First things first, document, document, document. Take photos, and better yet, a video. Document everything you take with you, and everything you leave behind. The more detail the better. To have a record to later reference to create an inventory of belongings, or argue the condition of certain belongings can be invaluable in contested cases. Take photos of the boxes you pack (their contents – not a plain brown box), videos of the condition of the home when you leave. If there’s damage to the home like a wall or specific items, document it. No one is saying your stuff needs to be in perfect and pristine condition. But you know when you leave if there was a fist size hole in that spare bedroom door or not. A photo helps support you later on.
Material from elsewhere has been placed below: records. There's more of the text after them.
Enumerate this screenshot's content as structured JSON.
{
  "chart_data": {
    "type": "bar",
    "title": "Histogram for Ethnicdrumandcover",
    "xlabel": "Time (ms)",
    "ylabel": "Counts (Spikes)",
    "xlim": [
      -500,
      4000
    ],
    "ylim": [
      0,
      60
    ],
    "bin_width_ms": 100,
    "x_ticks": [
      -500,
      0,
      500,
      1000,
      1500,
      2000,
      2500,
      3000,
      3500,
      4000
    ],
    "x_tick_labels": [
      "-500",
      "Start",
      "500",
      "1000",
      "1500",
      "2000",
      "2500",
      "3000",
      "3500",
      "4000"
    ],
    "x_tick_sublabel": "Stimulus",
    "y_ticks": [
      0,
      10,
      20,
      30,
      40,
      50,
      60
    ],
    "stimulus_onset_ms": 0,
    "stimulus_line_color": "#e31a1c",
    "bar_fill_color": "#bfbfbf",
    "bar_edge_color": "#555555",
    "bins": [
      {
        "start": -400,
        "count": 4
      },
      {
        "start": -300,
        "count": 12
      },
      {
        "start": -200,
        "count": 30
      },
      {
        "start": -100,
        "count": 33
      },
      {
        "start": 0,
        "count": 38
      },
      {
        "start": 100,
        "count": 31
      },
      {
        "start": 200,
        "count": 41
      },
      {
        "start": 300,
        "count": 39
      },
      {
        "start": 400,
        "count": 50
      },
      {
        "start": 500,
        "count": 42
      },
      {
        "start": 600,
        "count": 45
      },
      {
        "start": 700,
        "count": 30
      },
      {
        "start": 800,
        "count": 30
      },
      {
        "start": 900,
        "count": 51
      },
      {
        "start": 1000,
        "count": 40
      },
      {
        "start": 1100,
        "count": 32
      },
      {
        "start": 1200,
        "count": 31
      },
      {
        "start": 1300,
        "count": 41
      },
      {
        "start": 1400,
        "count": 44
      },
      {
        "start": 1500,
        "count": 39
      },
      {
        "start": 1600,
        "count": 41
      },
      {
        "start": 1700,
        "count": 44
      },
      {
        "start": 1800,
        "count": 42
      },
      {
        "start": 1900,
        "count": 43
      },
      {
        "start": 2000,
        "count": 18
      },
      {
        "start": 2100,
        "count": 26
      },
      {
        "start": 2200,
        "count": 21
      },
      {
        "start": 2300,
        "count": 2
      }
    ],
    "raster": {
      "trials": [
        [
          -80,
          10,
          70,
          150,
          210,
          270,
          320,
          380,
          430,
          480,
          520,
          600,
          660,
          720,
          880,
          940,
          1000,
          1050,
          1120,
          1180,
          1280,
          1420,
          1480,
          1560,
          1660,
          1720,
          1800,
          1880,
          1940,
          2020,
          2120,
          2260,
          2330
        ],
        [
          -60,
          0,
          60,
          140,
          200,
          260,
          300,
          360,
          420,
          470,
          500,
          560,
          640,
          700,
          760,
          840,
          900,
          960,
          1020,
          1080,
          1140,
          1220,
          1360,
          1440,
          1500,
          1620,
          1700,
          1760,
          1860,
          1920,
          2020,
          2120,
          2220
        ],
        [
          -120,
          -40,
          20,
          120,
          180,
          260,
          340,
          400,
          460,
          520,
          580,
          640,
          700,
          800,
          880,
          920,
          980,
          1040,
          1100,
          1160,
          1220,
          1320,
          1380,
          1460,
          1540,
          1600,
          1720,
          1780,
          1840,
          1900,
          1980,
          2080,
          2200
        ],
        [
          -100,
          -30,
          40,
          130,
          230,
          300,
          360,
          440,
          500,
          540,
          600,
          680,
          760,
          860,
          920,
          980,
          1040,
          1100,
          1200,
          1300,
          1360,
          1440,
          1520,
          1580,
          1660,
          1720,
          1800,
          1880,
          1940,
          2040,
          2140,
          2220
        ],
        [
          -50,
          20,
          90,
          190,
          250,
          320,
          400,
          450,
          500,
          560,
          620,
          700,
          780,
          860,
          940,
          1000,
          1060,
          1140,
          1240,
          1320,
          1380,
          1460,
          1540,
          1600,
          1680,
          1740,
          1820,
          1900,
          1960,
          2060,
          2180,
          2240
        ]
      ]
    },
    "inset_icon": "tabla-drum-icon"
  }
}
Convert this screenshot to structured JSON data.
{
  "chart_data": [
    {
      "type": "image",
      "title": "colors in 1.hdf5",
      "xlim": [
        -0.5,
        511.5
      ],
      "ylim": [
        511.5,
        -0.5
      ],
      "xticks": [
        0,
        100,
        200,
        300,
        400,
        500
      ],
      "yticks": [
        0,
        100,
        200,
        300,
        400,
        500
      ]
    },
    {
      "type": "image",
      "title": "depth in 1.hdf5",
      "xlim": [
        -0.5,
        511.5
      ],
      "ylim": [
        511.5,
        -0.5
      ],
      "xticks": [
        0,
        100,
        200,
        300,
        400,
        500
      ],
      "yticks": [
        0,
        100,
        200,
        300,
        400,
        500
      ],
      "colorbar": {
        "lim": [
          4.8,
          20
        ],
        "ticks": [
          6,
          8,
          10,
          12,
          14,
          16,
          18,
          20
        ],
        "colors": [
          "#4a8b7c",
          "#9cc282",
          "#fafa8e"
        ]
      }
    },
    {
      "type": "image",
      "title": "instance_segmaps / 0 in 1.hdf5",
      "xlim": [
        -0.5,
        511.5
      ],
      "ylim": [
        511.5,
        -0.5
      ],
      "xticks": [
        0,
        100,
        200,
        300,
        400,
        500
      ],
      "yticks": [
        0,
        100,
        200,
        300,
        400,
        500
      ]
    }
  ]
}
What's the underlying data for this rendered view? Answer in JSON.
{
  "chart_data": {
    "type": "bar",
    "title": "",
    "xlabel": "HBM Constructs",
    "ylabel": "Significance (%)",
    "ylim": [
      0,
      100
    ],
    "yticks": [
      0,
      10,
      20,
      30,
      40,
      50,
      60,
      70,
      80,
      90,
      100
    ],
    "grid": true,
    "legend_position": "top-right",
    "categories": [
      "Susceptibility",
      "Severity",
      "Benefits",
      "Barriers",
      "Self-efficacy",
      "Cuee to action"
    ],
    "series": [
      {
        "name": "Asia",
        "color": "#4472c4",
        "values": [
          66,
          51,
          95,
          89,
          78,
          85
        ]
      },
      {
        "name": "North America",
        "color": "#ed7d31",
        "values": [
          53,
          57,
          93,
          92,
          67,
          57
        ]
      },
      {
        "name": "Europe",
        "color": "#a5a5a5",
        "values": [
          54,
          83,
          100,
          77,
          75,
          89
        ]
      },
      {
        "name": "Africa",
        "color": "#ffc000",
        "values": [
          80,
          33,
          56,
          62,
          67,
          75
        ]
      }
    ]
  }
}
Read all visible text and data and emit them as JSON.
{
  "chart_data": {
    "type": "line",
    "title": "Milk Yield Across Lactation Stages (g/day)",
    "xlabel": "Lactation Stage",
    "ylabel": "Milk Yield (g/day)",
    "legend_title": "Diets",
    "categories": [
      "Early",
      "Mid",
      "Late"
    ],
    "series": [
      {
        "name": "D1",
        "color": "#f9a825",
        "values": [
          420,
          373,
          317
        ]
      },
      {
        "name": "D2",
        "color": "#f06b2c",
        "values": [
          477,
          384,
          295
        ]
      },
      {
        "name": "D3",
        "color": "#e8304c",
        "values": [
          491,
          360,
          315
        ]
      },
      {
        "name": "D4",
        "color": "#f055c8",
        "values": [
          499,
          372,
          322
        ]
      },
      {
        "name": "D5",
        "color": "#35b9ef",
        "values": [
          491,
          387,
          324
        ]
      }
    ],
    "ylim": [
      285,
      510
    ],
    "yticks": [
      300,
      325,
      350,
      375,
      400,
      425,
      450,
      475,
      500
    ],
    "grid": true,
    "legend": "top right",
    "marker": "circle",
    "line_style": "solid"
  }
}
In your video, be mindful this very well may be used later in court. This is not the time to come up with new names for your soon to be ex-spouse if you catch my drift. If you can have a friend or neighbor walk through the house the day you plan to leave, that only adds one more layer of protection to confirm the state of things when you left.
In a perfect situation, you have a conversation with your soon to be ex about the fact you are leaving. You all share expenses and responsibilities, so a heads up is preferred so arrangements can be made about the finances. If this is not feasible due to domestic violence concerns, or other reasons, keep in mind that marital debts, like a mortgage, are still a joint responsibility. You will need to consult an attorney about how to move forward with those items to ensure you are not accused of abandonment, or diminishing the value of an asset.
Lastly, if you have not already, call a competent attorney. There are so many twists and turns cases like separation of spouses can take. Having someone with knowledge to walk you down the path can be an invaluable asset. The sooner they are on-board, the sooner they can help you avoid some well-known pitfalls. This includes if you just want to know the process should you decide to leave. Knowledge is power.